Al llegar al siguiente cruce, la furgoneta de Obras Públicas dio un frenazo justo delante de él y la puerta corredera empezó a abrirse.

Entonces, Stone oyó una voz que le gritaba:

– ¡Oliver!

Miró a la derecha. Reuben había subido la moto a la acera y se acercaba a él a todo trapo. Redujo la velocidad lo justo para que Stone pudiera subir al sidecar. Reuben volvió rápidamente a la calzada y aceleró la moto con las largas piernas de Stone saliéndose por encima del sidecar.

Reuben, cuyo conocimiento de las calles de Washington D.C. casi igualaba el de Stone, giró varias veces a derecha e izquierda antes de reducir la velocidad, entrar en un callejón oscuro y pararse detrás de un contenedor. Para entonces, Stone ya se había sentado bien en el sidecar. Miró a su amigo.

– Has llegado en el momento justo, Reuben.
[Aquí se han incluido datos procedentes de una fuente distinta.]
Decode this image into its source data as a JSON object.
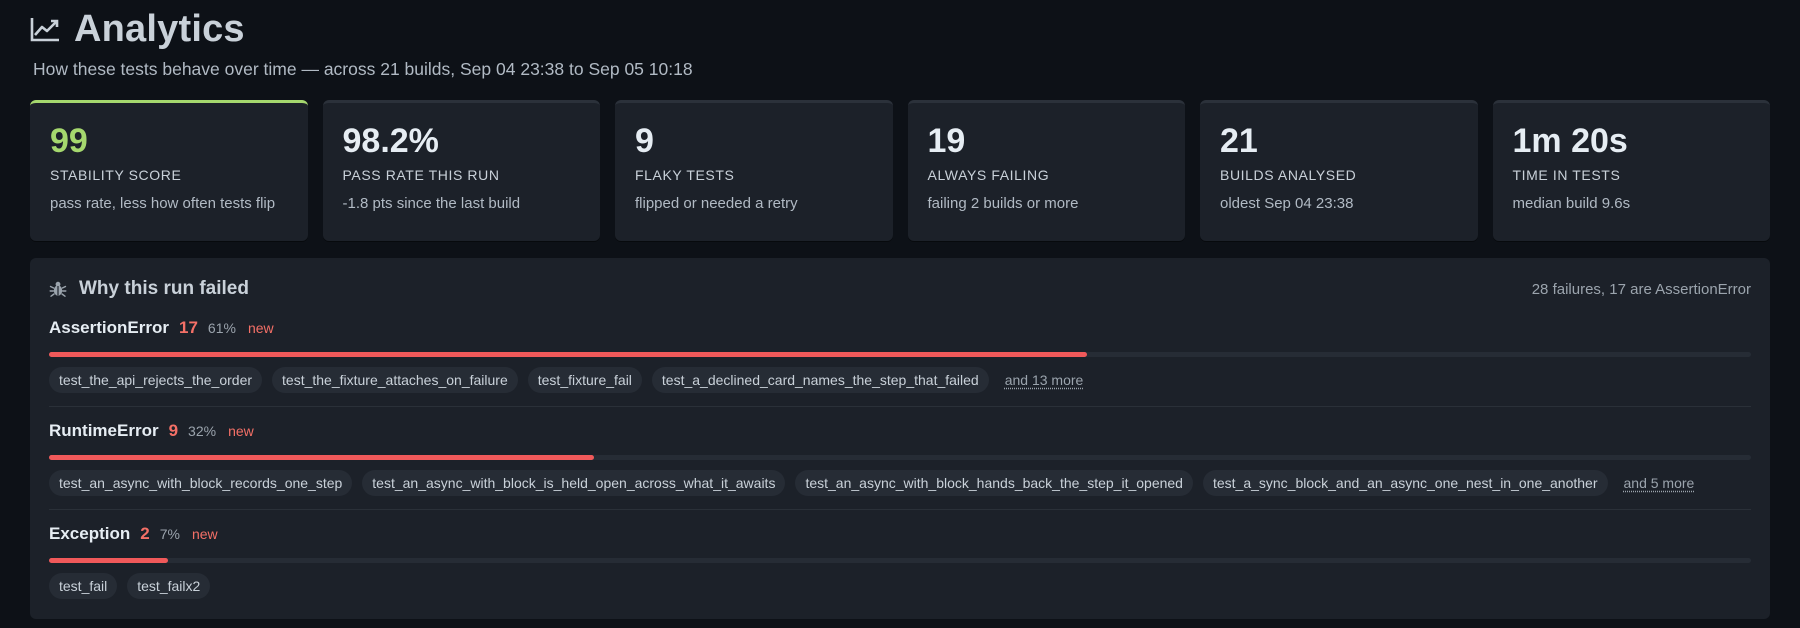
{
  "header": {
    "title": "Analytics",
    "subtitle": "How these tests behave over time — across 21 builds, Sep 04 23:38 to Sep 05 10:18",
    "icon": "chart-line-icon"
  },
  "stats": [
    {
      "value": "99",
      "label": "STABILITY SCORE",
      "hint": "pass rate, less how often tests flip",
      "accent": "#a5d86e"
    },
    {
      "value": "98.2%",
      "label": "PASS RATE THIS RUN",
      "hint": "-1.8 pts since the last build"
    },
    {
      "value": "9",
      "label": "FLAKY TESTS",
      "hint": "flipped or needed a retry"
    },
    {
      "value": "19",
      "label": "ALWAYS FAILING",
      "hint": "failing 2 builds or more"
    },
    {
      "value": "21",
      "label": "BUILDS ANALYSED",
      "hint": "oldest Sep 04 23:38"
    },
    {
      "value": "1m 20s",
      "label": "TIME IN TESTS",
      "hint": "median build 9.6s"
    }
  ],
  "failures": {
    "title": "Why this run failed",
    "icon": "bug-icon",
    "summary": "28 failures, 17 are AssertionError",
    "groups": [
      {
        "name": "AssertionError",
        "count": "17",
        "percent": "61%",
        "badge": "new",
        "fraction": 0.61,
        "tests": [
          "test_the_api_rejects_the_order",
          "test_the_fixture_attaches_on_failure",
          "test_fixture_fail",
          "test_a_declined_card_names_the_step_that_failed"
        ],
        "more": "and 13 more"
      },
      {
        "name": "RuntimeError",
        "count": "9",
        "percent": "32%",
        "badge": "new",
        "fraction": 0.32,
        "tests": [
          "test_an_async_with_block_records_one_step",
          "test_an_async_with_block_is_held_open_across_what_it_awaits",
          "test_an_async_with_block_hands_back_the_step_it_opened",
          "test_a_sync_block_and_an_async_one_nest_in_one_another"
        ],
        "more": "and 5 more"
      },
      {
        "name": "Exception",
        "count": "2",
        "percent": "7%",
        "badge": "new",
        "fraction": 0.07,
        "tests": [
          "test_fail",
          "test_failx2"
        ],
        "more": ""
      }
    ]
  },
  "colors": {
    "accent": "#a5d86e",
    "error": "#f47067",
    "bar": "#f0595a",
    "background": "#0d1117",
    "card": "#1c2129"
  }
}
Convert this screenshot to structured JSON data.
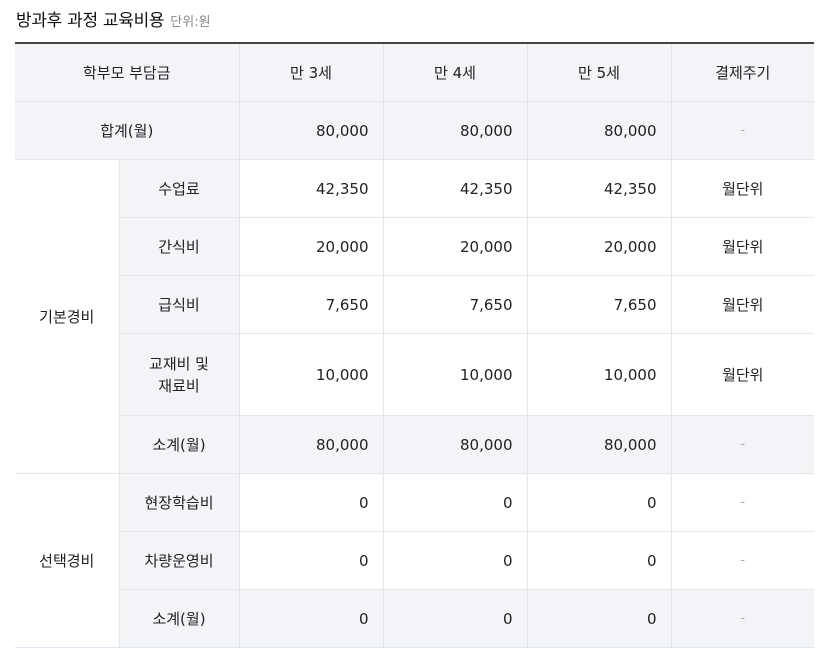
{
  "title": "방과후 과정 교육비용",
  "unit": "단위:원",
  "header": {
    "col0": "학부모 부담금",
    "age3": "만 3세",
    "age4": "만 4세",
    "age5": "만 5세",
    "cycle": "결제주기"
  },
  "total": {
    "label": "합계(월)",
    "age3": "80,000",
    "age4": "80,000",
    "age5": "80,000",
    "cycle": "-"
  },
  "basic": {
    "group": "기본경비",
    "items": [
      {
        "label": "수업료",
        "age3": "42,350",
        "age4": "42,350",
        "age5": "42,350",
        "cycle": "월단위"
      },
      {
        "label": "간식비",
        "age3": "20,000",
        "age4": "20,000",
        "age5": "20,000",
        "cycle": "월단위"
      },
      {
        "label": "급식비",
        "age3": "7,650",
        "age4": "7,650",
        "age5": "7,650",
        "cycle": "월단위"
      },
      {
        "label_line1": "교재비 및",
        "label_line2": "재료비",
        "age3": "10,000",
        "age4": "10,000",
        "age5": "10,000",
        "cycle": "월단위"
      }
    ],
    "subtotal": {
      "label": "소계(월)",
      "age3": "80,000",
      "age4": "80,000",
      "age5": "80,000",
      "cycle": "-"
    }
  },
  "optional": {
    "group": "선택경비",
    "items": [
      {
        "label": "현장학습비",
        "age3": "0",
        "age4": "0",
        "age5": "0",
        "cycle": "-"
      },
      {
        "label": "차량운영비",
        "age3": "0",
        "age4": "0",
        "age5": "0",
        "cycle": "-"
      }
    ],
    "subtotal": {
      "label": "소계(월)",
      "age3": "0",
      "age4": "0",
      "age5": "0",
      "cycle": "-"
    }
  }
}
Gracias.

– Como no me llamabas, di media vuelta. La furgoneta había empezado a circular y la seguí.

– Me sorprende que no te vieran. Esta moto no suele pasar desapercibida.

– ¿Quién cono son esos tíos?

Stone le contó a su amigo lo del encontronazo con el Servicio Secreto.

– No hay muchas agencias capaces de hacer salir por patas a los del Servicio Secreto-dijo Reuben.

– Se me ocurren dos: la CIA y la ASN. Ninguna de las dos me inspira demasiada confianza.

– ¿Qué crees que quieren?

– Me fijé en la furgoneta por primera vez en el exterior de la librería de Pearl. De todos modos, puede que nos siguiera desde antes.

– ¿Desde nuestra visita a la casa de DeHaven? -Reuben chasqueó los dedos-. ¿Crees que esto tiene algo que ver con el capullo ese de Cornelius Behan? Probablemente tenga muy buenos contactos entre los espías.

– Tal vez, teniendo en cuenta los hechos -dijo Stone, y pensó: «A lo mejor se equivocaba y nada de aquello guardaba relación con su pasado.»Reuben parecía nervioso:

– Oliver, si nos seguían, ¿crees que quizá también siguieran a Caleb y a Milton?

Stone ya estaba hablando por teléfono. Localizó a Caleb y le contó parte de lo ocurrido.

– Acaba de dejar a Milton en casa -le dijo en cuanto colgó-. No han visto a nadie, pero es probable que tampoco se hayan dado cuenta.

– Pero ¿qué hemos hecho para que los espías nos sigan? Le dijimos a Behan lo que estábamos haciendo allí. ¿Qué interés puede tener en DeHaven?

– Podría estar interesado si supiera cómo murió. O, para ser más exactos, cómo fue asesinado.

– ¿Insinúas que Behan hizo matar a su vecino? ¿Por qué?

– Tú lo has dicho, su vecino. Es posible que DeHaven viera algo que no debía.

Reuben resopló:

– ¿En Good Fellow Street? ¿Donde viven los asquerosamente ricos?

– Es pura especulación; pero lo que está claro es que, si no hubieras aparecido, no sé qué me habría pasado.